Não me pagam para isso

Não há, em geral, soluções fáceis para problemas difíceis. É o caso. Como combater tal desmotivação crónica se, por exemplo, estudos mostram que o efeito de uma promoção ou aumento salarial tende a começar a desvanecer-se, em termos de motivação, escassos dois meses após a respetiva atribuição?

Há fenómenos que não têm merecido a atenção dos media – e talvez nunca venham a merecê-la –, pois quando considerados isoladamente não têm os efeitos sociais nocivos atribuídos, por exemplo, ao denominado “Luanda Leaks”. No entanto, em termos agregados, também minam a sociedade, delapidando os seus recursos, ou limitando os proveitos da aplicação destes. Fenómenos baseados em comportamentos do tipo que designarei por “não me pagam para isso” empobrecem a sociedade, mas os seus efeitos são tão difusos que, no dia a dia, passam quase despercebidos.

Acredito que sejam transversais aos setores privado e público, mas são mais percetíveis neste último. Certamente o leitor já terá ouvido em primeira mão e ou experimentado os respetivos efeitos de alguém, no âmbito do exercício de funções públicas, autodispensar-se de determinada tarefa ou diligência com a justificação “não me pagam para isso”, embora “isso”, sem grande esforço de imaginação, pareça ao leitor componente das referidas funções. Mais subtil o comportamento, quando esse alguém não verbaliza tal justificação, mas arranja todo o tipo de desculpas para nem sequer a iniciar.

Tais comportamentos tendem a ocorrer a todos os níveis, desde o funcionário do fundo da cadeia hierárquica até a pessoas colocadas em posição superior. Têm como traço mais marcante um notório défice de zelo, mas sem que o agente-funcionário caia no extremismo de se colocar fora da lei ou dos regulamentos que enquadram a respetiva função. Um défice de zelo que, por exemplo, no caso dos professores, pode ser não preparar as aulas adequadamente (“não contam para a progressão na carreira”), não dar “feedback” aos alunos relativamente a ensaios e trabalhos submetidos para avaliação (“a nota atribuída diz tudo”) ou não assegurar um horário de atendimento para os atender fora do período das aulas (“os alunos nunca aparecem”).

Pode parecer, a partir destas ilustrações, que só existe na classe dos professores, e que todos os professores têm este tipo de comportamento. A resposta em ambos os casos é “não”. Há muitos professores que dão tudo pelos seus alunos, às vezes ultrapassando o que seria razoável deles esperar; por outro, há médicos, enfermeiros, funcionários administrativos, agentes da autoridade, que explícita, ou implicitamente, adotam no exercício das respetivas funções comportamentos do tipo referido.

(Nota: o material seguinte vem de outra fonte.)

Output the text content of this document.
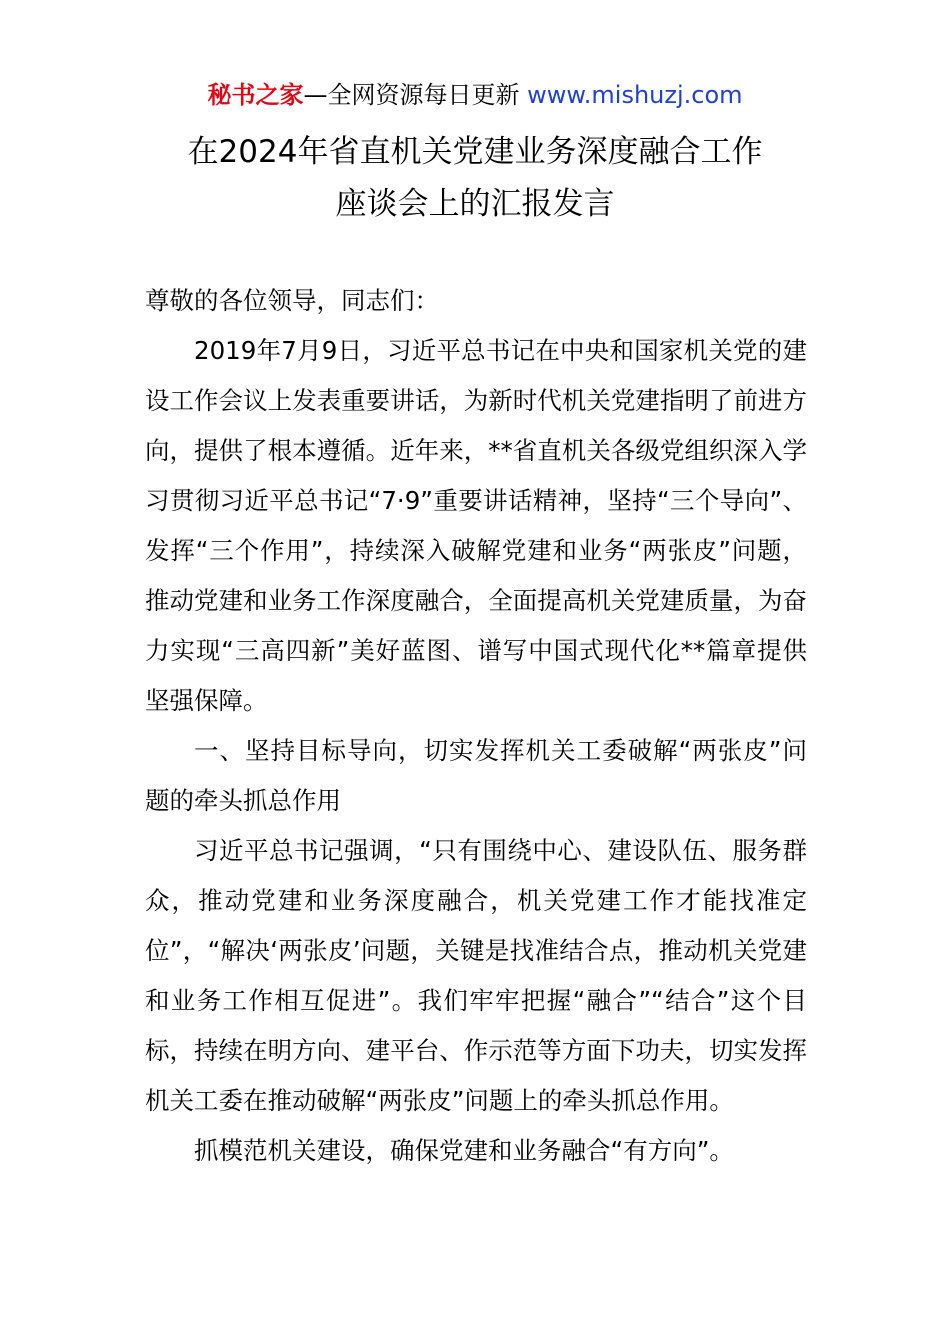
秘书之家—全网资源每日更新 www.mishuzj.com
在2024年省直机关党建业务深度融合工作
座谈会上的汇报发言

尊敬的各位领导，同志们：

2019年7月9日，习近平总书记在中央和国家机关党的建设工作会议上发表重要讲话，为新时代机关党建指明了前进方向，提供了根本遵循。近年来，**省直机关各级党组织深入学习贯彻习近平总书记“7·9”重要讲话精神，坚持“三个导向”、发挥“三个作用”，持续深入破解党建和业务“两张皮”问题，推动党建和业务工作深度融合，全面提高机关党建质量，为奋力实现“三高四新”美好蓝图、谱写中国式现代化**篇章提供坚强保障。

一、坚持目标导向，切实发挥机关工委破解“两张皮”问题的牵头抓总作用

习近平总书记强调，“只有围绕中心、建设队伍、服务群众，推动党建和业务深度融合，机关党建工作才能找准定位”，“解决‘两张皮’问题，关键是找准结合点，推动机关党建和业务工作相互促进”。我们牢牢把握“融合”“结合”这个目标，持续在明方向、建平台、作示范等方面下功夫，切实发挥机关工委在推动破解“两张皮”问题上的牵头抓总作用。

抓模范机关建设，确保党建和业务融合“有方向”。
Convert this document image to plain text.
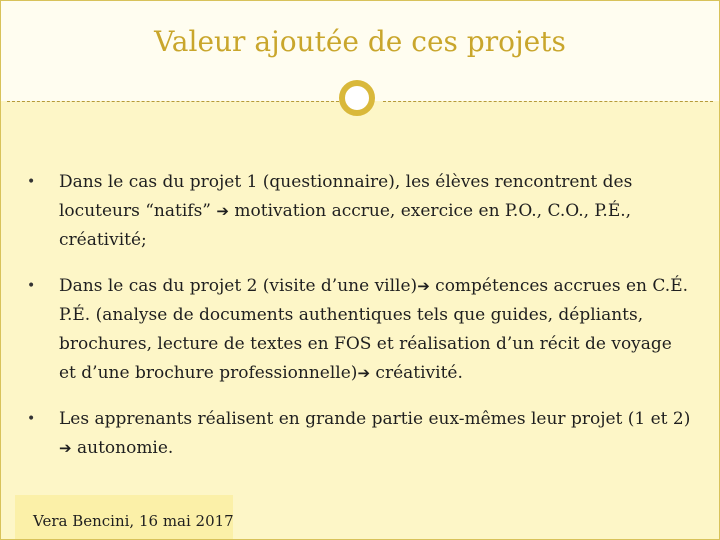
Valeur ajoutée de ces projets
• Dans le cas du projet 1 (questionnaire), les élèves rencontrent des locuteurs “natifs” ➔ motivation accrue, exercice en P.O., C.O., P.É., créativité;
• Dans le cas du projet 2 (visite d’une ville)➔ compétences accrues en C.É. P.É. (analyse de documents authentiques tels que guides, dépliants, brochures, lecture de textes en FOS et réalisation d’un récit de voyage et d’une brochure professionnelle)➔ créativité.
• Les apprenants réalisent en grande partie eux-mêmes leur projet (1 et 2) ➔ autonomie.
Vera Bencini, 16 mai 2017
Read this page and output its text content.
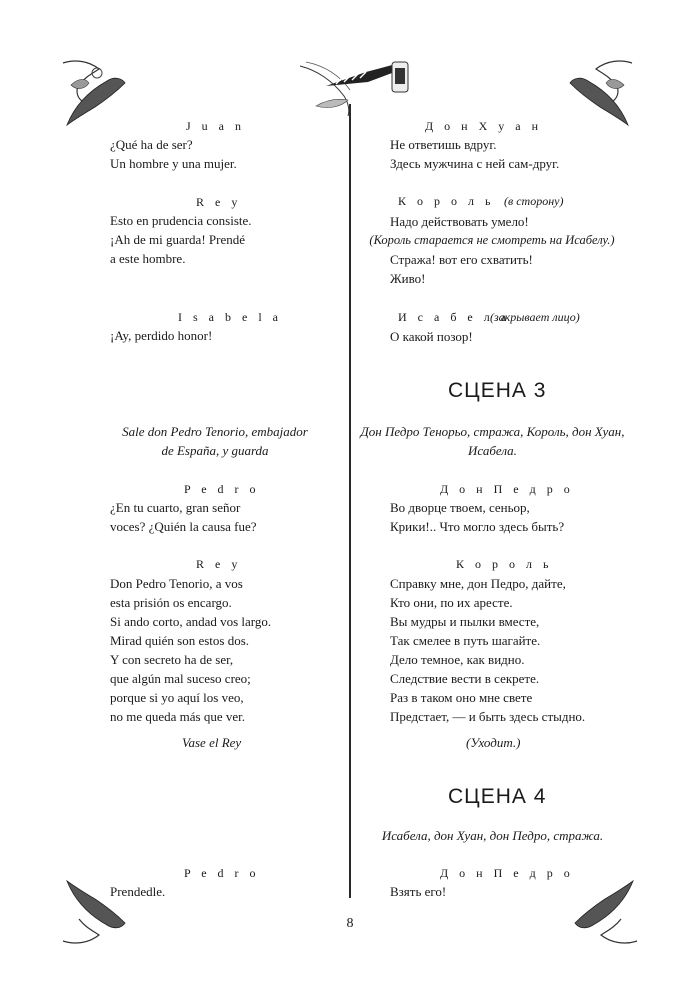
J u a n
¿Qué ha de ser?
Un hombre y una mujer.
R e y
Esto en prudencia consiste.
¡Ah de mi guarda! Prendé
a este hombre.
I s a b e l a
¡Ay, perdido honor!
Sale don Pedro Tenorio, embajador
de España, y guarda
P e d r o
¿En tu cuarto, gran señor
voces? ¿Quién la causa fue?
R e y
Don Pedro Tenorio, a vos
esta prisión os encargo.
Si ando corto, andad vos largo.
Mirad quién son estos dos.
Y con secreto ha de ser,
que algún mal suceso creo;
porque si yo aquí los veo,
no me queda más que ver.
Vase el Rey
P e d r o
Prendedle.
Д о н Х у а н
Не ответишь вдруг.
Здесь мужчина с ней сам-друг.
К о р о л ь (в сторону)
Надо действовать умело!
(Король старается не смотреть на Исабелу.)
Стража! вот его схватить!
Живо!
И с а б е л а
(закрывает лицо)
О какой позор!
СЦЕНА 3
Дон Педро Тенорьо, стража, Король, дон Хуан,
Исабела.
Д о н П е д р о
Во дворце твоем, сеньор,
Крики!.. Что могло здесь быть?
К о р о л ь
Справку мне, дон Педро, дайте,
Кто они, по их аресте.
Вы мудры и пылки вместе,
Так смелее в путь шагайте.
Дело темное, как видно.
Следствие вести в секрете.
Раз в таком оно мне свете
Предстает, — и быть здесь стыдно.
(Уходит.)
СЦЕНА 4
Исабела, дон Хуан, дон Педро, стража.
Д о н П е д р о
Взять его!
8
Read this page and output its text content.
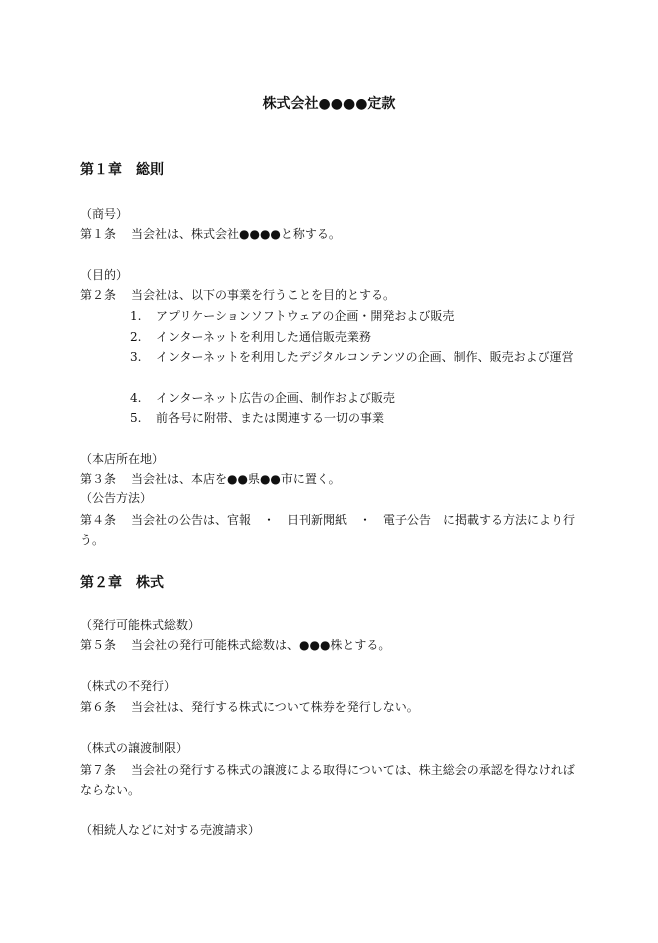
株式会社●●●●定款
第１章 総則
（商号）
第１条 当会社は、株式会社●●●●と称する。
（目的）
第２条 当会社は、以下の事業を行うことを目的とする。
1.	アプリケーションソフトウェアの企画・開発および販売
2.	インターネットを利用した通信販売業務
3.	インターネットを利用したデジタルコンテンツの企画、制作、販売および運営
4.	インターネット広告の企画、制作および販売
5.	前各号に附帯、または関連する一切の事業
（本店所在地）
第３条 当会社は、本店を●●県●●市に置く。
（公告方法）
第４条 当会社の公告は、官報　・　日刊新聞紙　・　電子公告　に掲載する方法により行う。
第２章 株式
（発行可能株式総数）
第５条 当会社の発行可能株式総数は、●●●株とする。
（株式の不発行）
第６条 当会社は、発行する株式について株券を発行しない。
（株式の譲渡制限）
第７条 当会社の発行する株式の譲渡による取得については、株主総会の承認を得なければならない。
（相続人などに対する売渡請求）
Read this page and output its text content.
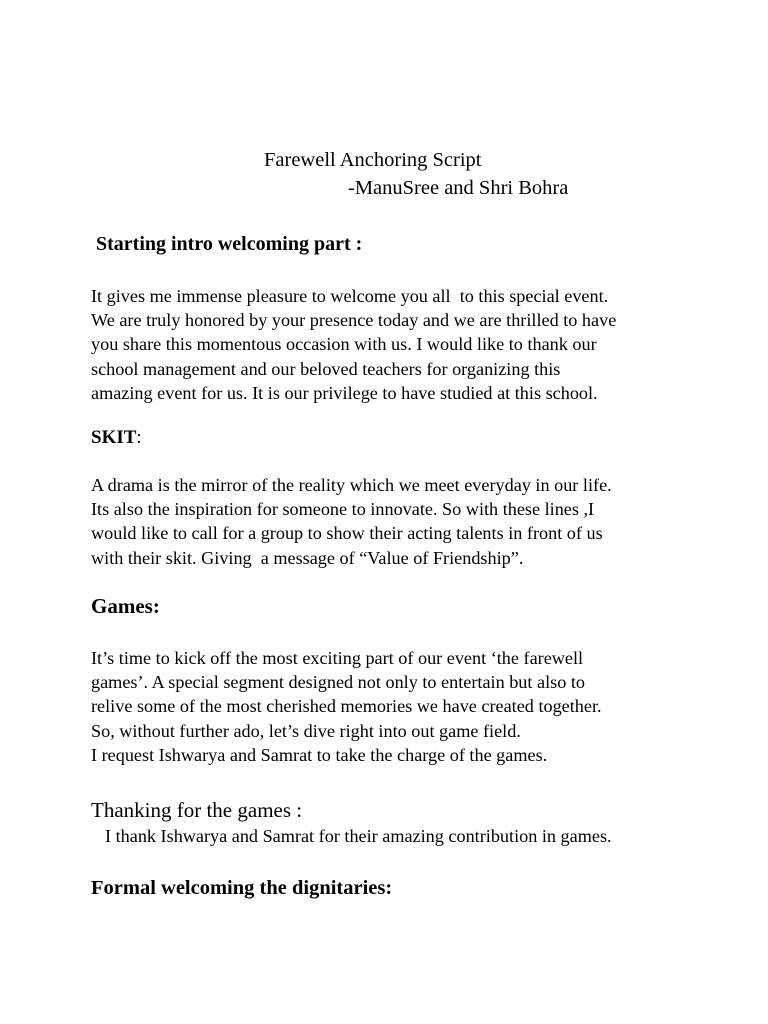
Farewell Anchoring Script
-ManuSree and Shri Bohra
Starting intro welcoming part :
It gives me immense pleasure to welcome you all  to this special event.
We are truly honored by your presence today and we are thrilled to have
you share this momentous occasion with us. I would like to thank our
school management and our beloved teachers for organizing this
amazing event for us. It is our privilege to have studied at this school.
SKIT:
A drama is the mirror of the reality which we meet everyday in our life.
Its also the inspiration for someone to innovate. So with these lines ,I
would like to call for a group to show their acting talents in front of us
with their skit. Giving  a message of “Value of Friendship”.
Games:
It’s time to kick off the most exciting part of our event ‘the farewell
games’. A special segment designed not only to entertain but also to
relive some of the most cherished memories we have created together.
So, without further ado, let’s dive right into out game field.
I request Ishwarya and Samrat to take the charge of the games.
Thanking for the games :
I thank Ishwarya and Samrat for their amazing contribution in games.
Formal welcoming the dignitaries:
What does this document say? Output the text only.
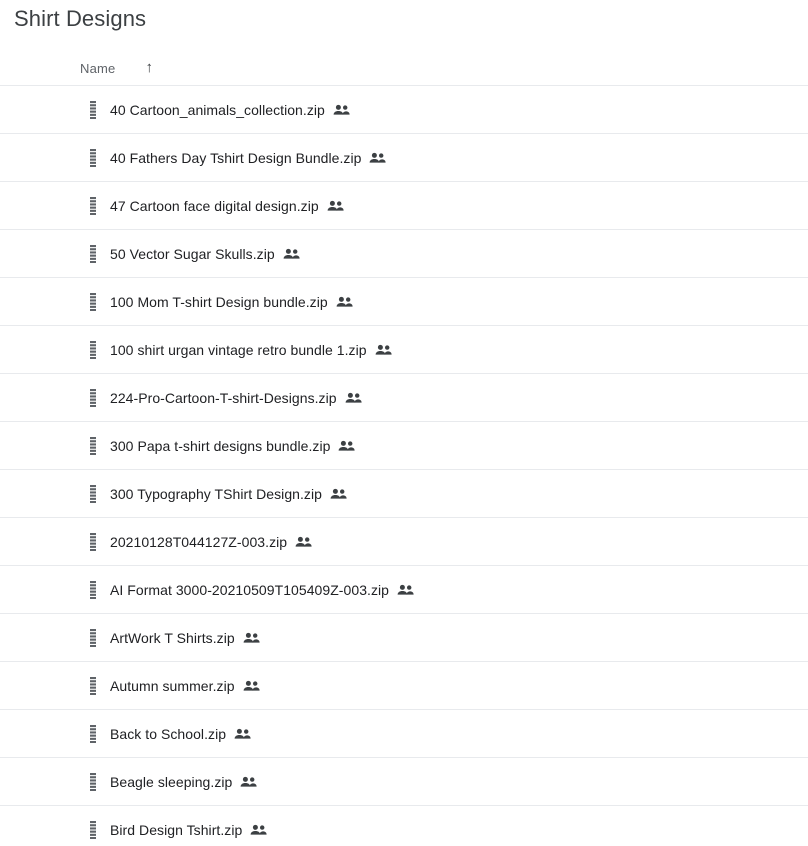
Shirt Designs
Name ↑
40 Cartoon_animals_collection.zip
40 Fathers Day Tshirt Design Bundle.zip
47 Cartoon face digital design.zip
50 Vector Sugar Skulls.zip
100 Mom T-shirt Design bundle.zip
100 shirt urgan vintage retro bundle 1.zip
224-Pro-Cartoon-T-shirt-Designs.zip
300 Papa t-shirt designs bundle.zip
300 Typography TShirt Design.zip
20210128T044127Z-003.zip
AI Format 3000-20210509T105409Z-003.zip
ArtWork T Shirts.zip
Autumn summer.zip
Back to School.zip
Beagle sleeping.zip
Bird Design Tshirt.zip
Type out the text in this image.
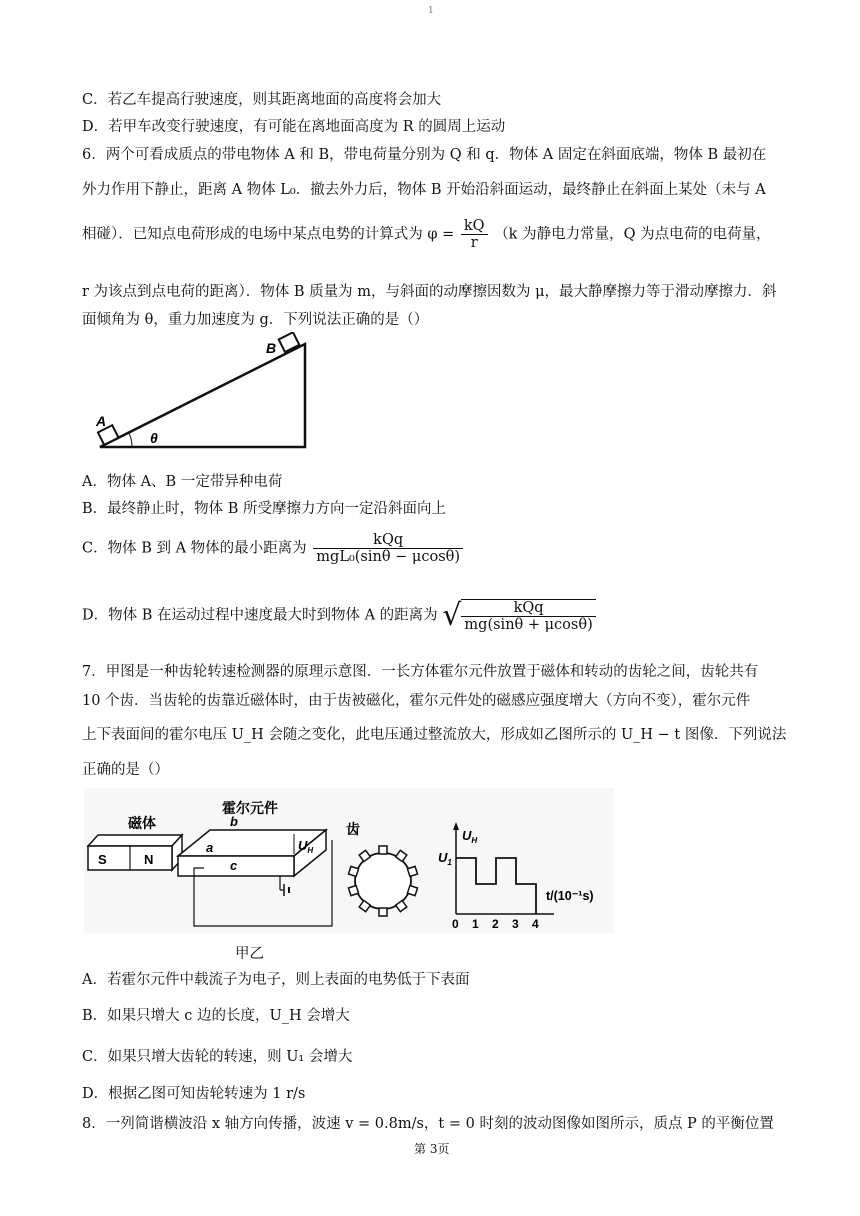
1
C．若乙车提高行驶速度，则其距离地面的高度将会加大
D．若甲车改变行驶速度，有可能在离地面高度为 R 的圆周上运动
6．两个可看成质点的带电物体 A 和 B，带电荷量分别为 Q 和 q．物体 A 固定在斜面底端，物体 B 最初在
外力作用下静止，距离 A 物体 L₀．撤去外力后，物体 B 开始沿斜面运动，最终静止在斜面上某处（未与 A
相碰）．已知点电荷形成的电场中某点电势的计算式为 $\varphi = \frac{kQ}{r} (k$ 为静电力常量，Q 为点电荷的电荷量，
r 为该点到点电荷的距离）．物体 B 质量为 m，与斜面的动摩擦因数为 μ，最大静摩擦力等于滑动摩擦力．斜
面倾角为 θ，重力加速度为 g．下列说法正确的是（）
A
B
θ
A．物体 A、B 一定带异种电荷
B．最终静止时，物体 B 所受摩擦力方向一定沿斜面向上
C．物体 B 到 A 物体的最小距离为 $\frac{\text{kQq}}{\text{mgL₀(sinθ − μcosθ)}}$
D．物体 B 在运动过程中速度最大时到物体 A 的距离为 √ $\frac{\text{kQq}}{mg(\sin\theta + \mu\cos\theta)}$
7．甲图是一种齿轮转速检测器的原理示意图．一长方体霍尔元件放置于磁体和转动的齿轮之间，齿轮共有
10 个齿．当齿轮的齿靠近磁体时，由于齿被磁化，霍尔元件处的磁感应强度增大（方向不变），霍尔元件
上下表面间的霍尔电压 U_H 会随之变化，此电压通过整流放大，形成如乙图所示的 U_H − t 图像．下列说法
正确的是（）
磁体
S	N
霍尔元件
b
a
c
$U_H$
齿	$U_H$
$U_1$
t/(10⁻¹s)
0 1 2 3 4
甲乙
A．若霍尔元件中载流子为电子，则上表面的电势低于下表面
B．如果只增大 c 边的长度，U_H 会增大
C．如果只增大齿轮的转速，则 U₁ 会增大
D．根据乙图可知齿轮转速为 1 r/s
8．一列简谐横波沿 x 轴方向传播，波速 v = 0.8m/s，t = 0 时刻的波动图像如图所示，质点 P 的平衡位置
第 3页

Estes parecem retirados de uma “greve de zelo”, pois o agente-funcionário limita-se a fazer o estritamente necessário (ou até menos) para não poder ser acusado de incumprir nas suas funções. Apenas não é uma greve de zelo porque tal agente, ou as estruturas socioprofissionais que o enquadram, formalmente não declaram estar em greve.

Será fácil encontrar argumentação que possa ser aduzida para justificar tal tipo de comportamento. Refiro, a título de exemplo, do lado do agente-funcionário: remunerações congeladas há muitos anos e depauperadas por aumento “brutal” do imposto sobre o rendimento; progressão na carreira fechada, por falta de vagas, ou por via de critérios de avaliação enviesados relativamente à função; falta de reconhecimento pessoal, por parte dos responsáveis dos organismos, do trabalho produzido por cada agente-funcionário. Em suma, desmotivação pessoal.

As consequências económicas e sociais resultantes deste tipo de comportamento são enormes, em termos agregados, e tendem a cristalizar-se no tempo, por contraponto a uma efetiva greve de zelo, que tem um início e um fim.

Não há, em geral, soluções fáceis para problemas difíceis. É o caso. Como combater tal desmotivação crónica se, por exemplo, estudos mostram que o efeito de uma promoção ou aumento salarial tende a começar a desvanecer-se, em termos de motivação, escassos dois meses após a respetiva atribuição?